From Static to Dynamic Job Architecture
Most job architectures are static, slow to change, and disconnected from skills. This session shows how to stand up a dynamic, skills-based architecture that updates as work evolves – powered by internal signals and labour-market data. We cover the data foundations, governance and operating model, and the integrations that keep compensation, talent and planning in sync. Expect a practical walkthrough of an MVP pattern, change control and versioning, and how to prioritise critical roles. You will leave able to refresh role profiles in weeks – not months – and link architecture decisions to mobility, workforce capacity, cost, and regulatory readiness.
- What a dynamic, skills-based job architecture is – and where it differs from traditional job families and grades.
- Data foundations: internal skills signals (profiles, projects, learning) and external labour-market data; mapping, inference and validation.

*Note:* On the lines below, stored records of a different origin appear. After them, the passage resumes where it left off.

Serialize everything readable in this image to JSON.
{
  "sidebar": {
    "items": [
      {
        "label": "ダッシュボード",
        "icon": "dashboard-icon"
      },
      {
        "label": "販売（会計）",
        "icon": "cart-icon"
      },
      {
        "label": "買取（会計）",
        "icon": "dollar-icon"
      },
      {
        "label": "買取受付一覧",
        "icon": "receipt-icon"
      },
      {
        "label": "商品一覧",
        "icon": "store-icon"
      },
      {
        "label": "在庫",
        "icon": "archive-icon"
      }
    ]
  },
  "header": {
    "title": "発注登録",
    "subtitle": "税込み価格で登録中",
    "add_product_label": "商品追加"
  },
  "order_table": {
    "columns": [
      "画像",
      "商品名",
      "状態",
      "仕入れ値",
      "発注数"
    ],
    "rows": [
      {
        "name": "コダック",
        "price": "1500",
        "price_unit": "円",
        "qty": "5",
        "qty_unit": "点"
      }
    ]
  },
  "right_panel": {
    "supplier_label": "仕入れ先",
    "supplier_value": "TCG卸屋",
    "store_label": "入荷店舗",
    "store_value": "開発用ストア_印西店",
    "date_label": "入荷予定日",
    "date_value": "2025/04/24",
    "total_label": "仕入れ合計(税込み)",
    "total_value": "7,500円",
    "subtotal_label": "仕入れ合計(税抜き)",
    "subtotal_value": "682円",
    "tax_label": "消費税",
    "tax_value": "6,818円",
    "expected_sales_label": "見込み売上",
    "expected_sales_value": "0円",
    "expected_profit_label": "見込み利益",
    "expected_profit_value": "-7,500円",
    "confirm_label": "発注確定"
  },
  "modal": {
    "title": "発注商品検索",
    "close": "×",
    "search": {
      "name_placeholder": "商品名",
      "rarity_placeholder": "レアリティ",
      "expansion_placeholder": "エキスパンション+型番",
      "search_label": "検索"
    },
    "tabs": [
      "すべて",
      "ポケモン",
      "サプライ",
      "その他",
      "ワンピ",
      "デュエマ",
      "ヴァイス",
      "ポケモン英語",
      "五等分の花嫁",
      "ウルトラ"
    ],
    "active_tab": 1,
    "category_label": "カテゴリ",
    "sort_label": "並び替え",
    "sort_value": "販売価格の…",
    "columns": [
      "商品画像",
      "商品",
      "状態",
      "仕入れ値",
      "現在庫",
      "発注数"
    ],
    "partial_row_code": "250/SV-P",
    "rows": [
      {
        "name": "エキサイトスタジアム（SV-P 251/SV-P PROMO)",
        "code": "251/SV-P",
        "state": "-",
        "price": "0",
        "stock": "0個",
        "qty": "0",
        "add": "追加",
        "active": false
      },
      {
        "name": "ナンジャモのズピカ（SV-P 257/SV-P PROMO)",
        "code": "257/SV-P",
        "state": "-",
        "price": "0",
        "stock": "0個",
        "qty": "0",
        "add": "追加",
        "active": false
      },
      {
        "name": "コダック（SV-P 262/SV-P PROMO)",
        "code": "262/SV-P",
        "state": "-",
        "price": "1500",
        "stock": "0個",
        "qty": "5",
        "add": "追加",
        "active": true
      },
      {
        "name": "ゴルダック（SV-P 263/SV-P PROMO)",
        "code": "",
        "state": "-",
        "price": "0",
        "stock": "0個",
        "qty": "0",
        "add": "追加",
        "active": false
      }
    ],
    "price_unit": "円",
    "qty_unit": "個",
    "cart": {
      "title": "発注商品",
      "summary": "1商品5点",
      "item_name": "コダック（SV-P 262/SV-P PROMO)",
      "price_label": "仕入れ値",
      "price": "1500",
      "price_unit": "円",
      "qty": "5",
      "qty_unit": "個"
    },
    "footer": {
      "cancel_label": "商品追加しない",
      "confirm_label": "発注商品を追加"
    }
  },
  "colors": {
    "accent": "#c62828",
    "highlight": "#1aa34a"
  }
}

- Operating model and governance: ownership, RACI, version control, approval workflow, and audit trail aligned to reward and legal.

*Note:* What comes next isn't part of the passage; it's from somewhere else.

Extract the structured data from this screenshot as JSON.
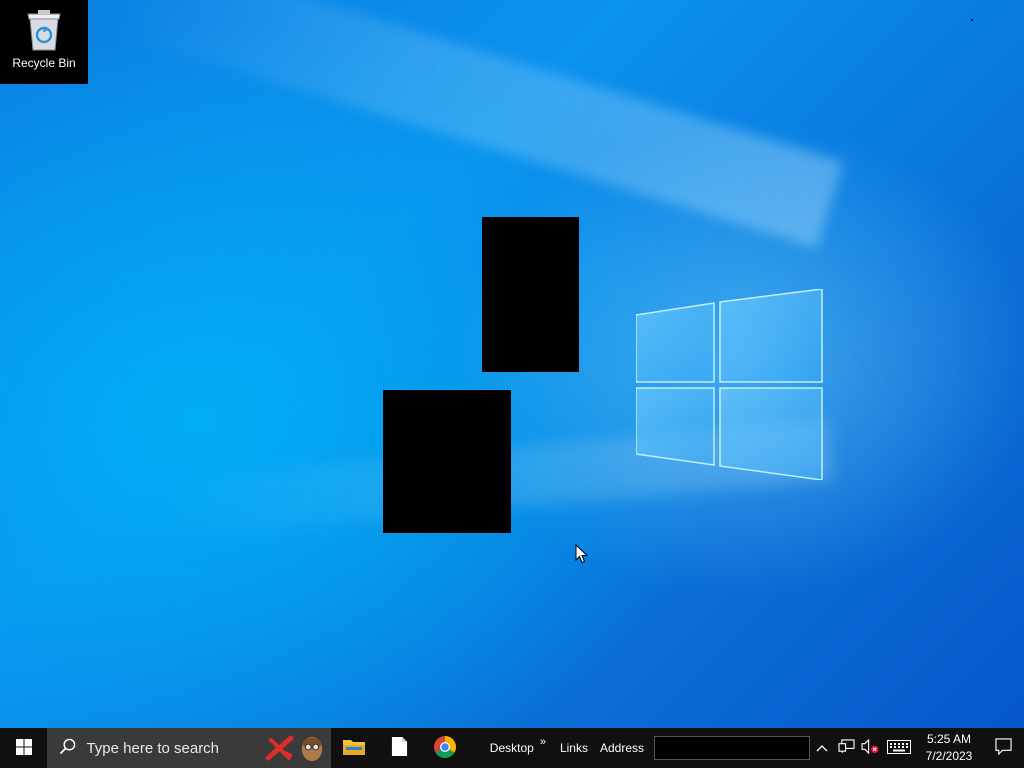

- Technology integration: connecting HRIS, compensation, talent marketplace and planning tools; APIs and evaluation loops to keep roles current.
- Change and adoption: engaging HRBPs, Finance and Legal; communication patterns that help managers use refreshed roles.
- Measuring impact: time-to-update, coverage of critical roles, mobility lift, planning cycle time, and pay-equity risk reduction.
- Define a minimal viable, skills-based job architecture and where to start (critical roles and risk hotspots).
- Design a data pipeline that combines internal skills evidence with labour-market signals to refresh roles continuously.
- Set up governance artefacts – RACI, change log, versioning and rollback – that satisfy Reward, Legal and Audit.
- Integrate job architecture updates with compensation, talent and workforce planning so decisions stay in sync.
- Build a simple benefits case that quantifies speed, cost, risk and mobility improvements Finance will recognise.
- Avoid common pitfalls such as taxonomy sprawl, vendor lock-in and over-automation without stakeholder buy-in.
Why this is on the agenda
Rapid work redesign, AI adoption and emerging pay-transparency requirements expose the limits of static job catalogues. Out-of-date roles slow planning, create pay risk, and block mobility. Finance and HR need faster, evidence-based updates that reflect market supply, internal skills and risk exposure. Dynamic job architecture enables control and speed to manage cost, capacity and fairness.